Mitt Advocates Taking Healthcare from Retirees to Give Money to Bailed Out Banks
Someone gave Mitt Romney a shovel just in time to dig shit snow in MI for the next two weeks. There’s a lot that is fact-impaired in this op-ed doubling down on the “let GM go bankrupt” (starting with the lack of funding for a bankruptcy, meaning a managed bankruptcy was impossible).
By the spring of 2009, instead of the free market doing what it does best, we got a major taste of crony capitalism, Obama-style.
Thus, the outcome of the managed bankruptcy proceedings was dictated by the terms of the bailout. Chrysler’s “secured creditors,” who in the normal course of affairs should have been first in line for compensation, were given short shrift, while at the same time, the UAWs’ union-boss-controlled trust fund received a 55 percent stake in the firm.

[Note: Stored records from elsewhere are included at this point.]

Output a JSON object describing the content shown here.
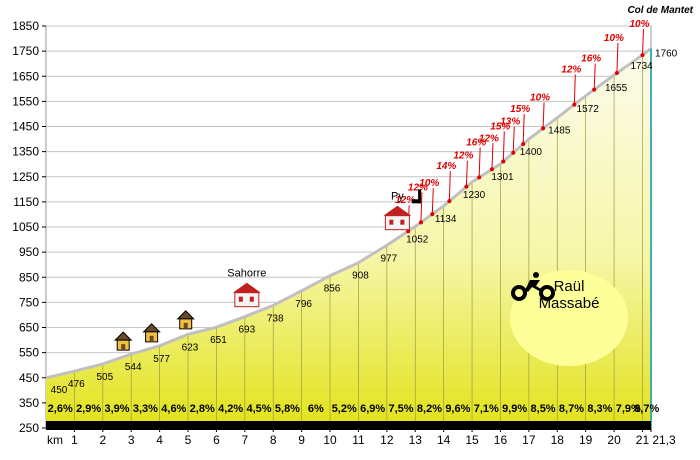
{
  "chart_data": {
    "type": "area",
    "title": "Col  de Mantet",
    "xlabel": "km",
    "ylim": [
      250,
      1850
    ],
    "y_ticks": [
      250,
      350,
      450,
      550,
      650,
      750,
      850,
      950,
      1050,
      1150,
      1250,
      1350,
      1450,
      1550,
      1650,
      1750,
      1850
    ],
    "x_tick_labels": [
      "km",
      "1",
      "2",
      "3",
      "4",
      "5",
      "6",
      "7",
      "8",
      "9",
      "10",
      "11",
      "12",
      "13",
      "14",
      "15",
      "16",
      "17",
      "18",
      "19",
      "20",
      "21",
      "21,3"
    ],
    "km": [
      0,
      1,
      2,
      3,
      4,
      5,
      6,
      7,
      8,
      9,
      10,
      11,
      12,
      13,
      14,
      15,
      16,
      17,
      18,
      19,
      20,
      21,
      21.3
    ],
    "elevation": [
      450,
      476,
      505,
      544,
      577,
      623,
      651,
      693,
      738,
      796,
      856,
      908,
      977,
      1052,
      1134,
      1230,
      1301,
      1400,
      1485,
      1572,
      1655,
      1734,
      1760
    ],
    "elevation_labels": [
      "450",
      "476",
      "505",
      "544",
      "577",
      "623",
      "651",
      "693",
      "738",
      "796",
      "856",
      "908",
      "977",
      "1052",
      "1134",
      "1230",
      "1301",
      "1400",
      "1485",
      "1572",
      "1655",
      "1734",
      "1760"
    ],
    "gradients": [
      "2,6%",
      "2,9%",
      "3,9%",
      "3,3%",
      "4,6%",
      "2,8%",
      "4,2%",
      "4,5%",
      "5,8%",
      "6%",
      "5,2%",
      "6,9%",
      "7,5%",
      "8,2%",
      "9,6%",
      "7,1%",
      "9,9%",
      "8,5%",
      "8,7%",
      "8,3%",
      "7,9%",
      "8,7%"
    ],
    "steep_sections": [
      {
        "label": "12%",
        "km": 12.75
      },
      {
        "label": "12%",
        "km": 13.2
      },
      {
        "label": "10%",
        "km": 13.6
      },
      {
        "label": "14%",
        "km": 14.2
      },
      {
        "label": "12%",
        "km": 14.8
      },
      {
        "label": "16%",
        "km": 15.25
      },
      {
        "label": "12%",
        "km": 15.7
      },
      {
        "label": "15%",
        "km": 16.1
      },
      {
        "label": "13%",
        "km": 16.45
      },
      {
        "label": "15%",
        "km": 16.8
      },
      {
        "label": "10%",
        "km": 17.5
      },
      {
        "label": "12%",
        "km": 18.6
      },
      {
        "label": "16%",
        "km": 19.3
      },
      {
        "label": "10%",
        "km": 20.1
      },
      {
        "label": "10%",
        "km": 21.0
      }
    ],
    "places": [
      {
        "label": "Sahorre",
        "km": 7
      },
      {
        "label": "Py",
        "km": 12.3
      }
    ],
    "houses_km": [
      3,
      4,
      5.2
    ],
    "colors": {
      "fill_top": "#fafad8",
      "fill_bottom": "#e4e418",
      "profile_line": "#bcbcbc",
      "steep_text": "#e00000",
      "bottom_band": "#000000",
      "rider_badge": "#ffff99",
      "grid": "#b0b0b0",
      "end_line": "#40b0b0"
    }
  },
  "rider": {
    "name_line1": "Raül",
    "name_line2": "Massabé",
    "icon": "cyclist-icon"
  }
}
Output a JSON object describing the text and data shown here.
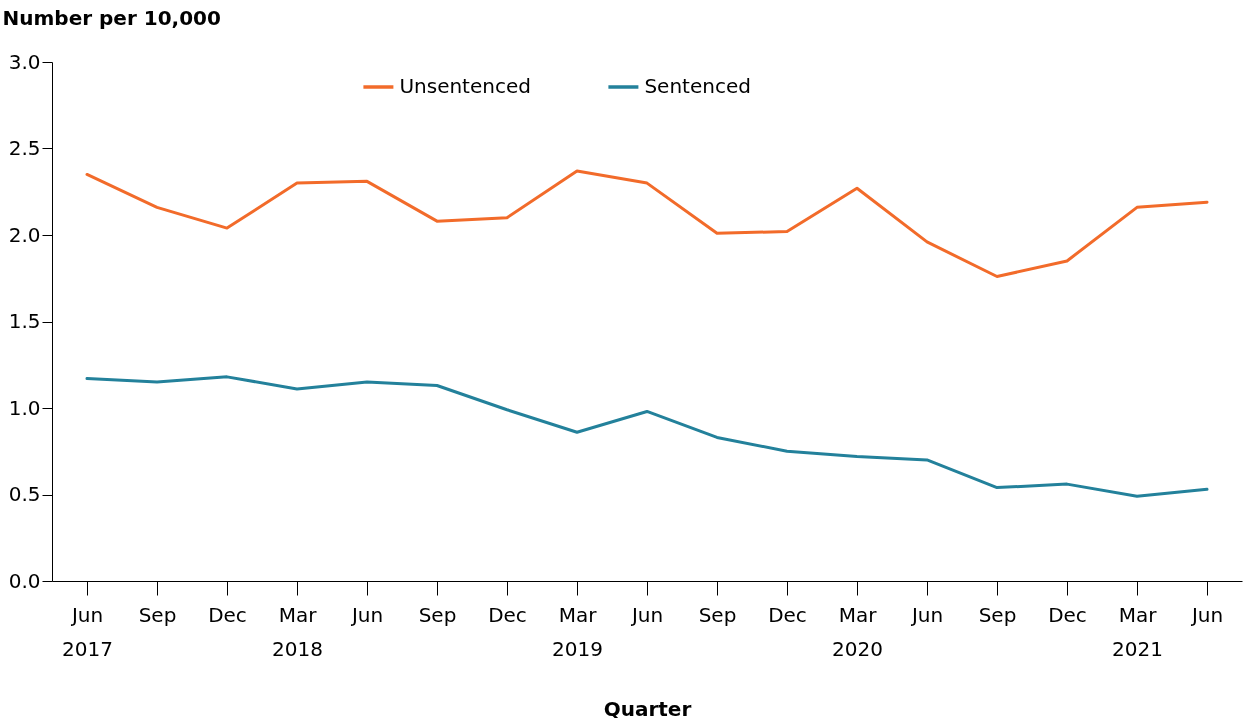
{
  "chart_data": {
    "type": "line",
    "xlabel": "Quarter",
    "ylabel": "Number per 10,000",
    "categories": [
      "Jun\n2017",
      "Sep",
      "Dec",
      "Mar\n2018",
      "Jun",
      "Sep",
      "Dec",
      "Mar\n2019",
      "Jun",
      "Sep",
      "Dec",
      "Mar\n2020",
      "Jun",
      "Sep",
      "Dec",
      "Mar\n2021",
      "Jun"
    ],
    "series": [
      {
        "name": "Unsentenced",
        "color": "#f26b2a",
        "values": [
          2.35,
          2.16,
          2.04,
          2.3,
          2.31,
          2.08,
          2.1,
          2.37,
          2.3,
          2.01,
          2.02,
          2.27,
          1.96,
          1.76,
          1.85,
          2.16,
          2.19
        ]
      },
      {
        "name": "Sentenced",
        "color": "#23819b",
        "values": [
          1.17,
          1.15,
          1.18,
          1.11,
          1.15,
          1.13,
          0.99,
          0.86,
          0.98,
          0.83,
          0.75,
          0.72,
          0.7,
          0.54,
          0.56,
          0.49,
          0.53
        ]
      }
    ],
    "ylim": [
      0,
      3
    ],
    "yticks": [
      {
        "value": 0,
        "label": "0.0"
      },
      0.5,
      {
        "value": 1,
        "label": "1.0"
      },
      1.5,
      {
        "value": 2,
        "label": "2.0"
      },
      2.5,
      {
        "value": 3,
        "label": "3.0"
      }
    ],
    "grid": false,
    "legend": "top",
    "marker": "none",
    "line_style": "solid"
  }
}
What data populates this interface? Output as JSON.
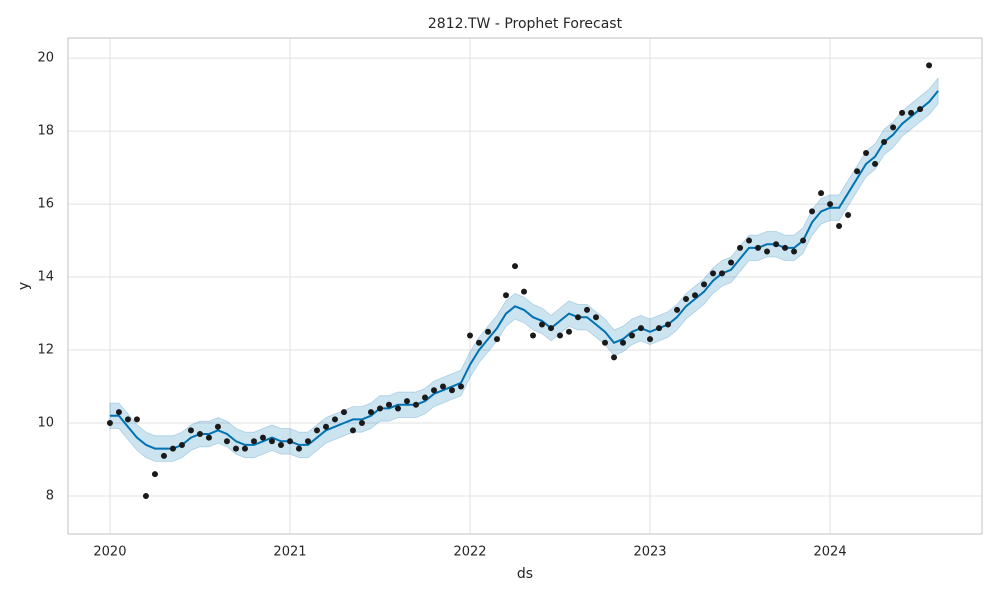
{
  "chart_data": {
    "type": "forecast",
    "title": "2812.TW - Prophet Forecast",
    "x_label": "ds",
    "y_label": "y",
    "grid": true,
    "xlim": [
      2019.767,
      2024.844
    ],
    "ylim": [
      6.96,
      20.55
    ],
    "xticks": [
      2020,
      2021,
      2022,
      2023,
      2024
    ],
    "yticks": [
      8,
      10,
      12,
      14,
      16,
      18,
      20
    ],
    "x": [
      2020,
      2020.05,
      2020.1,
      2020.15,
      2020.2,
      2020.25,
      2020.3,
      2020.35,
      2020.4,
      2020.45,
      2020.5,
      2020.55,
      2020.6,
      2020.65,
      2020.7,
      2020.75,
      2020.8,
      2020.85,
      2020.9,
      2020.95,
      2021,
      2021.05,
      2021.1,
      2021.15,
      2021.2,
      2021.25,
      2021.3,
      2021.35,
      2021.4,
      2021.45,
      2021.5,
      2021.55,
      2021.6,
      2021.65,
      2021.7,
      2021.75,
      2021.8,
      2021.85,
      2021.9,
      2021.95,
      2022,
      2022.05,
      2022.1,
      2022.15,
      2022.2,
      2022.25,
      2022.3,
      2022.35,
      2022.4,
      2022.45,
      2022.5,
      2022.55,
      2022.6,
      2022.65,
      2022.7,
      2022.75,
      2022.8,
      2022.85,
      2022.9,
      2022.95,
      2023,
      2023.05,
      2023.1,
      2023.15,
      2023.2,
      2023.25,
      2023.3,
      2023.35,
      2023.4,
      2023.45,
      2023.5,
      2023.55,
      2023.6,
      2023.65,
      2023.7,
      2023.75,
      2023.8,
      2023.85,
      2023.9,
      2023.95,
      2024,
      2024.05,
      2024.1,
      2024.15,
      2024.2,
      2024.25,
      2024.3,
      2024.35,
      2024.4,
      2024.45,
      2024.5,
      2024.55,
      2024.6
    ],
    "points": {
      "color": "#1a1a1a",
      "values": [
        10.0,
        10.3,
        10.1,
        10.1,
        8.0,
        8.6,
        9.1,
        9.3,
        9.4,
        9.8,
        9.7,
        9.6,
        9.9,
        9.5,
        9.3,
        9.3,
        9.5,
        9.6,
        9.5,
        9.4,
        9.5,
        9.3,
        9.5,
        9.8,
        9.9,
        10.1,
        10.3,
        9.8,
        10.0,
        10.3,
        10.4,
        10.5,
        10.4,
        10.6,
        10.5,
        10.7,
        10.9,
        11.0,
        10.9,
        11.0,
        12.4,
        12.2,
        12.5,
        12.3,
        13.5,
        14.3,
        13.6,
        12.4,
        12.7,
        12.6,
        12.4,
        12.5,
        12.9,
        13.1,
        12.9,
        12.2,
        11.8,
        12.2,
        12.4,
        12.6,
        12.3,
        12.6,
        12.7,
        13.1,
        13.4,
        13.5,
        13.8,
        14.1,
        14.1,
        14.4,
        14.8,
        15.0,
        14.8,
        14.7,
        14.9,
        14.8,
        14.7,
        15.0,
        15.8,
        16.3,
        16.0,
        15.4,
        15.7,
        16.9,
        17.4,
        17.1,
        17.7,
        18.1,
        18.5,
        18.5,
        18.6,
        19.8,
        null
      ]
    },
    "forecast": {
      "color": "#0072b2",
      "values": [
        10.2,
        10.2,
        9.9,
        9.6,
        9.4,
        9.3,
        9.3,
        9.3,
        9.4,
        9.6,
        9.7,
        9.7,
        9.8,
        9.7,
        9.5,
        9.4,
        9.4,
        9.5,
        9.6,
        9.5,
        9.5,
        9.4,
        9.4,
        9.6,
        9.8,
        9.9,
        10.0,
        10.1,
        10.1,
        10.2,
        10.4,
        10.4,
        10.5,
        10.5,
        10.5,
        10.6,
        10.8,
        10.9,
        11.0,
        11.1,
        11.6,
        12.0,
        12.3,
        12.6,
        13.0,
        13.2,
        13.1,
        12.9,
        12.8,
        12.6,
        12.8,
        13.0,
        12.9,
        12.9,
        12.7,
        12.5,
        12.2,
        12.3,
        12.5,
        12.6,
        12.5,
        12.6,
        12.7,
        12.9,
        13.2,
        13.4,
        13.6,
        13.9,
        14.1,
        14.2,
        14.5,
        14.8,
        14.8,
        14.9,
        14.9,
        14.8,
        14.8,
        15.0,
        15.5,
        15.8,
        15.9,
        15.9,
        16.3,
        16.7,
        17.1,
        17.3,
        17.7,
        17.9,
        18.2,
        18.4,
        18.6,
        18.8,
        19.1
      ]
    },
    "band": {
      "color": "#0072b2",
      "lower": [
        9.85,
        9.85,
        9.55,
        9.25,
        9.05,
        8.95,
        8.95,
        8.95,
        9.05,
        9.25,
        9.35,
        9.35,
        9.45,
        9.35,
        9.15,
        9.05,
        9.05,
        9.15,
        9.25,
        9.15,
        9.15,
        9.05,
        9.05,
        9.25,
        9.45,
        9.55,
        9.65,
        9.75,
        9.75,
        9.85,
        10.05,
        10.05,
        10.15,
        10.15,
        10.15,
        10.25,
        10.45,
        10.55,
        10.65,
        10.75,
        11.25,
        11.65,
        11.95,
        12.25,
        12.65,
        12.85,
        12.75,
        12.55,
        12.45,
        12.25,
        12.45,
        12.65,
        12.55,
        12.55,
        12.35,
        12.15,
        11.85,
        11.95,
        12.15,
        12.25,
        12.15,
        12.25,
        12.35,
        12.55,
        12.85,
        13.05,
        13.25,
        13.55,
        13.75,
        13.85,
        14.15,
        14.45,
        14.45,
        14.55,
        14.55,
        14.45,
        14.45,
        14.65,
        15.15,
        15.45,
        15.55,
        15.55,
        15.95,
        16.35,
        16.75,
        16.95,
        17.35,
        17.55,
        17.85,
        18.05,
        18.25,
        18.45,
        18.75
      ],
      "upper": [
        10.55,
        10.55,
        10.25,
        9.95,
        9.75,
        9.65,
        9.65,
        9.65,
        9.75,
        9.95,
        10.05,
        10.05,
        10.15,
        10.05,
        9.85,
        9.75,
        9.75,
        9.85,
        9.95,
        9.85,
        9.85,
        9.75,
        9.75,
        9.95,
        10.15,
        10.25,
        10.35,
        10.45,
        10.45,
        10.55,
        10.75,
        10.75,
        10.85,
        10.85,
        10.85,
        10.95,
        11.15,
        11.25,
        11.35,
        11.45,
        11.95,
        12.35,
        12.65,
        12.95,
        13.35,
        13.55,
        13.45,
        13.25,
        13.15,
        12.95,
        13.15,
        13.35,
        13.25,
        13.25,
        13.05,
        12.85,
        12.55,
        12.65,
        12.85,
        12.95,
        12.85,
        12.95,
        13.05,
        13.25,
        13.55,
        13.75,
        13.95,
        14.25,
        14.45,
        14.55,
        14.85,
        15.15,
        15.15,
        15.25,
        15.25,
        15.15,
        15.15,
        15.35,
        15.85,
        16.15,
        16.25,
        16.25,
        16.65,
        17.05,
        17.45,
        17.65,
        18.05,
        18.25,
        18.55,
        18.75,
        18.95,
        19.15,
        19.45
      ]
    }
  }
}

He’s complaining, of course, that VEBA (the trust fund run by professionals that allowed the auto companies to spin off contractual obligations–retiree healthcare–to the unions) got a stake in Chrysler while Chrysler’s secured creditors took a haircut.
So, in part, he’s basically complaining that the bailout preserved the healthcare a bunch of 55+ year old blue collar workers were promised. He’s pissed they got to keep their healthcare.
He’s also complaining that banks took a haircut, as would happen in any managed bankruptcy.
But it’s more than that. He’s complaining that a bunch of banks that themselves had been bailed out had to take a haircut. He’s complaining, for example, that JP Morgan Chase, Chrysler’s largest creditor at the time and the recipient, itself, of $68.6B in bailout loans, had to take a haircut on $2B in loans to Chrysler.
Mitt’s op-ed makes him sound a lot like Jimmy Lee, Chase’s top negotiator on the auto bailout, who,
demanded to know why, if the government thought banks important enough to give them tens of billions in TARP money, it wanted to squeeze them on [the Chrysler] deal.
I guess Mitt, too, thinks the banks are so important they should take precedence over retiree healthcare, too.
But as the kind of bankster who, at Bain, relied on government subsidies to fund his “restructurings” that ended up taking people’s jobs and healthcare, that’s not all that surprising.
Still, the UAW retirees who still have healthcare today instead of Jamie Dimon having another yacht probably don’t feel the same way as Mitt does.